What’s happening to him? He can’t go down his own fucking emergency stairwell now? He’s better than this, _he’s better than this!_

 _Rus: “I am Iron Man.”_ “Я железный человек,” he growls. He's a fucking Avenger.

He hauls himself to his feet. If it takes him an hour, if he has to _crawl_ , he’s doing this.

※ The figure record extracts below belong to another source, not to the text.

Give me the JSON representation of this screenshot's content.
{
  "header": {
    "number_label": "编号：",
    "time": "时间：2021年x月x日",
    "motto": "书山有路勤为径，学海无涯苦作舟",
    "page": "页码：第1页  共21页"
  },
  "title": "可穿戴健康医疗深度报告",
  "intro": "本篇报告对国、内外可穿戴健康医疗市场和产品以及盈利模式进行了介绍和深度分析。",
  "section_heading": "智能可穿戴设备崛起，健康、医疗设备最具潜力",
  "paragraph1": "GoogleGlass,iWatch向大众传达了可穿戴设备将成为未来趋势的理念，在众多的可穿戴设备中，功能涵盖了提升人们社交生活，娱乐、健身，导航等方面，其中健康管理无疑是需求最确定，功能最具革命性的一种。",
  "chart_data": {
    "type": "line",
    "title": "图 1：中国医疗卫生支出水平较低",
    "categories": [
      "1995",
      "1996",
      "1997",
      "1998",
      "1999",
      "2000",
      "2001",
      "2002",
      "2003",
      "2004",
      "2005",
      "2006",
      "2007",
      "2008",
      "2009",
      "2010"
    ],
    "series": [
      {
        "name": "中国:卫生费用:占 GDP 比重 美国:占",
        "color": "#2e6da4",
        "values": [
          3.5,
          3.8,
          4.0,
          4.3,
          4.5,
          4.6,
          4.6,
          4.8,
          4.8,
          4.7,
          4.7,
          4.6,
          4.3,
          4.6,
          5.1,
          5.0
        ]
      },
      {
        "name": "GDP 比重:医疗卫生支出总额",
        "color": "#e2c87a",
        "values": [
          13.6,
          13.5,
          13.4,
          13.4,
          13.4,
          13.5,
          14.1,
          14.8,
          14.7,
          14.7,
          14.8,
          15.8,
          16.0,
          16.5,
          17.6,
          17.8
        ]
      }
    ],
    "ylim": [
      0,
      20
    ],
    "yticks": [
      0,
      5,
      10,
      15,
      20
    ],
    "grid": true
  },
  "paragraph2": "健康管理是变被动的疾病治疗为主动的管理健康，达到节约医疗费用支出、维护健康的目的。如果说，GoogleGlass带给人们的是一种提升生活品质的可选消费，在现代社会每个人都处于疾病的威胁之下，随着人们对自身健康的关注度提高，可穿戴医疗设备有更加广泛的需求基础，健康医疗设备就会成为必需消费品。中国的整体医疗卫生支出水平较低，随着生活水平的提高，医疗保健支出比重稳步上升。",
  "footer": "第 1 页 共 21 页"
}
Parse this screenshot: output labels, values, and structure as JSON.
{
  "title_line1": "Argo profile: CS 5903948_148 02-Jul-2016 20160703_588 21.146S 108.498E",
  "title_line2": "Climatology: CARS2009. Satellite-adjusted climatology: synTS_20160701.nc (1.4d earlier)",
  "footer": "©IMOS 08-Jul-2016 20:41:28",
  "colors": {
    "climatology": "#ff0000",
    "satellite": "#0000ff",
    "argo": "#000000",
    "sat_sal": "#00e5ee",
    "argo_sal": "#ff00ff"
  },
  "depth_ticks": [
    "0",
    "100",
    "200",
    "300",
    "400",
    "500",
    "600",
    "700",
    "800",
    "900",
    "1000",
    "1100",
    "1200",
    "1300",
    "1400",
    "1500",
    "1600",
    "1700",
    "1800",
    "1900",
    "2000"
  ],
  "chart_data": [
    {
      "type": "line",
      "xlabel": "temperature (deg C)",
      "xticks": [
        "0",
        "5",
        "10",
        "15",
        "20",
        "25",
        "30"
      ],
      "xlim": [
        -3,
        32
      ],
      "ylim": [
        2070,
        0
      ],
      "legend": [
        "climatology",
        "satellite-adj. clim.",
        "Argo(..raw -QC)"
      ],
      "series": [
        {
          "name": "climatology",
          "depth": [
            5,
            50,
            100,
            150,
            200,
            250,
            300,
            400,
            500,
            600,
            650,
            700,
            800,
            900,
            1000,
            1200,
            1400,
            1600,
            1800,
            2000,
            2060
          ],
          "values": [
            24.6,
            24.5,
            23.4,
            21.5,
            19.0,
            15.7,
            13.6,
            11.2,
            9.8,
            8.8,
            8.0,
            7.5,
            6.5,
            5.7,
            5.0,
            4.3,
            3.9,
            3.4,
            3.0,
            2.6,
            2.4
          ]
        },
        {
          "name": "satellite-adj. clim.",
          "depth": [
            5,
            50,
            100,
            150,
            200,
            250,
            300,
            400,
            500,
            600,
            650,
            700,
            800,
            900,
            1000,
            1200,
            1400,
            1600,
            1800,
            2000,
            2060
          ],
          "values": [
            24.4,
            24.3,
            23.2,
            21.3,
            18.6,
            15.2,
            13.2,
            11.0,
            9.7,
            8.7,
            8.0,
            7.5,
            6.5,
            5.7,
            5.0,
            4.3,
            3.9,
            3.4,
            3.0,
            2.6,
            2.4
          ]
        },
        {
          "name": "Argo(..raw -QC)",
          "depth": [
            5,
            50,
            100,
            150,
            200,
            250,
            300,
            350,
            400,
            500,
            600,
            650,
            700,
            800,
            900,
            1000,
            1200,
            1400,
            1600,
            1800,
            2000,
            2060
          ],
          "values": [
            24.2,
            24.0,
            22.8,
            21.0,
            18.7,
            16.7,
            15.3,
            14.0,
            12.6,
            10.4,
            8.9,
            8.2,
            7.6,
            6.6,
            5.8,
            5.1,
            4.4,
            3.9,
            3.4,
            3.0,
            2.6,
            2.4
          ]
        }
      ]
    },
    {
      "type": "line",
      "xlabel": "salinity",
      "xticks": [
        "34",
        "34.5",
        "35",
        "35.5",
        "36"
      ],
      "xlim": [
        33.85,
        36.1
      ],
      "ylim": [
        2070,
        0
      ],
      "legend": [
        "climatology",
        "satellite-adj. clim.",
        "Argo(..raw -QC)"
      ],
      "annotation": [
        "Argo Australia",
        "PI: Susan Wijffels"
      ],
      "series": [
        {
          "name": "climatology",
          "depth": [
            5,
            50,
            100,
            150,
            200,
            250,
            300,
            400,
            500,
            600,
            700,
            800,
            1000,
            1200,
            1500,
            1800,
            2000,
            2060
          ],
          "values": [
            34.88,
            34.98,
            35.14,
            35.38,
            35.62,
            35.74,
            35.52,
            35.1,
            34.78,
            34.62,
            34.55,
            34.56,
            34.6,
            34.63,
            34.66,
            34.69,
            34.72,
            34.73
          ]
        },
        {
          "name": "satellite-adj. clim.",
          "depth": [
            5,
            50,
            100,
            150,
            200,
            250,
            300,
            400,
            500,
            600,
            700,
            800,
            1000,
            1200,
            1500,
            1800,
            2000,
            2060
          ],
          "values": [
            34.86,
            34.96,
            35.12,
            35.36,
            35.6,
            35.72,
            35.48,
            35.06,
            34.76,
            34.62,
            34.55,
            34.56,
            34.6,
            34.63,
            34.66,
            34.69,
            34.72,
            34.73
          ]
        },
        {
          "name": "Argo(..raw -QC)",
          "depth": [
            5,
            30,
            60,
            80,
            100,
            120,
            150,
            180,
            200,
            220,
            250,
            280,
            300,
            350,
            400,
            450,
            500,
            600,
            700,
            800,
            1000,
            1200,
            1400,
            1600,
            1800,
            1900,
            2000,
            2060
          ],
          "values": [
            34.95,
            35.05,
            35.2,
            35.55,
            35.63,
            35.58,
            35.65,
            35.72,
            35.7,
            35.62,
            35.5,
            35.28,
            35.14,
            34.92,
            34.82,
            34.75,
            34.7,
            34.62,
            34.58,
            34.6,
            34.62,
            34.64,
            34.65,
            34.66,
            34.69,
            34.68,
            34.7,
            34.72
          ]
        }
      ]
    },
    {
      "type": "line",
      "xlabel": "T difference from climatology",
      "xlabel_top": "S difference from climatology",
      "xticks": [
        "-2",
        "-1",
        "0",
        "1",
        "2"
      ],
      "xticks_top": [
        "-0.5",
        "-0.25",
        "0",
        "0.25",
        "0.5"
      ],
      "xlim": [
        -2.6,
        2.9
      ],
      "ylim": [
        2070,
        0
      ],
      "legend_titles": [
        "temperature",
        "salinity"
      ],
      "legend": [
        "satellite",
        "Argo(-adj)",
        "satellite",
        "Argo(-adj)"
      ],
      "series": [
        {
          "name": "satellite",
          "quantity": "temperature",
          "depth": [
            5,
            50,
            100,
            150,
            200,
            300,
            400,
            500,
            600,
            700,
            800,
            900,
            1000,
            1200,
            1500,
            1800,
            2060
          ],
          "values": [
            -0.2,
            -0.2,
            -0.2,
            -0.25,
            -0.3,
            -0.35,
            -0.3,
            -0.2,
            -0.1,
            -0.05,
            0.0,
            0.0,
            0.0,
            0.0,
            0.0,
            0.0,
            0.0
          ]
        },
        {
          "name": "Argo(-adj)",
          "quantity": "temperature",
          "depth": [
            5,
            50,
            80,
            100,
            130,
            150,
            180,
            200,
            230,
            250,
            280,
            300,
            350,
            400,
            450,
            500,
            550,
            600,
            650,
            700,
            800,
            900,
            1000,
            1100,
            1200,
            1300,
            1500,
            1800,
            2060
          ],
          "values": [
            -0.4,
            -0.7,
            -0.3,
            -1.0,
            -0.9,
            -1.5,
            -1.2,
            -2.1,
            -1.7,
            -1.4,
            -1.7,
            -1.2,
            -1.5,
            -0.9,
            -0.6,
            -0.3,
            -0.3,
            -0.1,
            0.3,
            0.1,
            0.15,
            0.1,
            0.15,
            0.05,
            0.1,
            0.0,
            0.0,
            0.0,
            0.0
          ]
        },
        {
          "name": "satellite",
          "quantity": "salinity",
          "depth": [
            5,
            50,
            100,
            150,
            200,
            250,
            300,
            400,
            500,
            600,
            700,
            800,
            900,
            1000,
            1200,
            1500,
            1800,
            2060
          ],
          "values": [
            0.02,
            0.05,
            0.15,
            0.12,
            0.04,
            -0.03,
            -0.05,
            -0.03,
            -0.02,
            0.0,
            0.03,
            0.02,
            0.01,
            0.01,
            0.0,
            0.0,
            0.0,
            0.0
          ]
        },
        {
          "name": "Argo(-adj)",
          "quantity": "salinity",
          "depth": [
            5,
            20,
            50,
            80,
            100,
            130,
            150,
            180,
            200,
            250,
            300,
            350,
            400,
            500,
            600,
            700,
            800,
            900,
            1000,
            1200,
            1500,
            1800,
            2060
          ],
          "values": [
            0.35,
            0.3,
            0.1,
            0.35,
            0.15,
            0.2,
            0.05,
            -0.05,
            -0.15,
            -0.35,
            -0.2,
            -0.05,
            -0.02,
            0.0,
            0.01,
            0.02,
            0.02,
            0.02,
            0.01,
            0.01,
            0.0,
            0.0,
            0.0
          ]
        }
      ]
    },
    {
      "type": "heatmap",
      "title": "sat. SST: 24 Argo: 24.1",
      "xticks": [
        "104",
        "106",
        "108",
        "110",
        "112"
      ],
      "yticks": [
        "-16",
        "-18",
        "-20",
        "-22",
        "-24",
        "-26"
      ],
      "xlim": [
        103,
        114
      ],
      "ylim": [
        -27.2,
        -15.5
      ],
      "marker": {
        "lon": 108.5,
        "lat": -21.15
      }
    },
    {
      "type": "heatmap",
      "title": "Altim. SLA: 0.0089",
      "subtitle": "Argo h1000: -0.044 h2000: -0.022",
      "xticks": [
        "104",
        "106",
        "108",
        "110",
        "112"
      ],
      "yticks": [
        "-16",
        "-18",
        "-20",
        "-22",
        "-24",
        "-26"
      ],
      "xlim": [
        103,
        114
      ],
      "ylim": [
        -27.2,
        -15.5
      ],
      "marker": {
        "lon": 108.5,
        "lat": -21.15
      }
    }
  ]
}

**Notes for the Chapter:**

> Okay! So until AO3 figures out how to not make me code 200 lines of CSS just to give mobile users a translation, I'm going to start dropping translation chapters in my fics, or just footnotes if the translation parts aren't too long.
> 
> Unfortunately, will you trust me is long enough and it's footnote is long enough, that I don't feel comfortable adding the translation to notes. I've left most of the relevant scene up in the second chapter, but language does really, honestly, feel like a crackable code to me, so I am going to avoid doing this in the regular fic. It's a stylistic choice.
> 
> Although I'm hoping my next few fic will be clear enough in context that I won't need to do too much direct translating, I'll still provide the translations, but I'm hoping to reduce the need for them.
> 
> Small note: the "[...]" is a notation that means "more is going on here, but we've cut it for reasons", where reasons is usually "I don't want you to get distracted but this isn't the full quote" in journalism and paper-writing.

**Author's Note:**

> Well, that was long. Thank you for sticking through to the end.
> 
> Now the rest of the notes I promised you:
> 
> I'm shammed to admit that this was supposed to be the prequel to a Big Bang that hasn't been finished (Yet.) I'm working on that fic now (It's AU after The Avengers (2012) and a bit of a CA:TWS Fix-it—more on that soon.)
> 
> The thing that had to be established before that BB though was Tony's inability to trust both directly following TA, and the events directly leading to IM3, and CA:TWS. And, specifically, Tony needed to be trained in infiltration and extraction techniques. :) Course I couldn't just have him take classes, though; where'd be the fun in that?
> 
> This was a beast to write, and I have sooooo many fragmented notes that weren't included.
> 
> One of the things my alpha asked about, and that I feel needs to be clarified, is the reason that Tony switches between Russian and Ukrainian. When he was held prisoner, the nationalists wanted and forced him to use Ukrainian. Most Ukrainians speak Russian as well as Ukrainian. 
> 
> So, it made sense that extremist-nationalists would ban Russian and insist that he only speak Ukrainian.
> 
> Also, depending on your source, Tony _already_ speaks Russian.
> 
> Now. I didn't show it, (couldn't get the scene to work) but there was a draft of a scene where they're trying to force him to speak only Ukrainian but Tony rebels and responds exclusively in Russian (this is when they start drugging him.) For him, speaking Russian is spitting in the face of his captors much the way creating Iron Man was his defiance of the Ten Rings. This is why, when he shrugs off the drug from Fury's test, he responds in Russian, "Я железный человек." _I am Iron Man._
> 
> He's once again deliberately revoking his confinement, spitting in the face of his captors.
> 
> ALSO REGARDING NATASHA'S LAST NAME: Romanoff is the just the same as Romanov, but different westernizations of the Cyrillic script. Natasha refers to herself as -nov because that (imo) actually sounds more like the Russian. Also, apparently "Nat" is the American nickname for Natasha and in Russian it's "Tasha." *shrug*
> 
> I'M SORRY, THAT WAS REALLY LONG.
> 
> Thank you for reading. :)
> 
> [Note]: A commentator has pointed out that I got my Crimea confused with my Ukraine. Note has been updated to reflect this.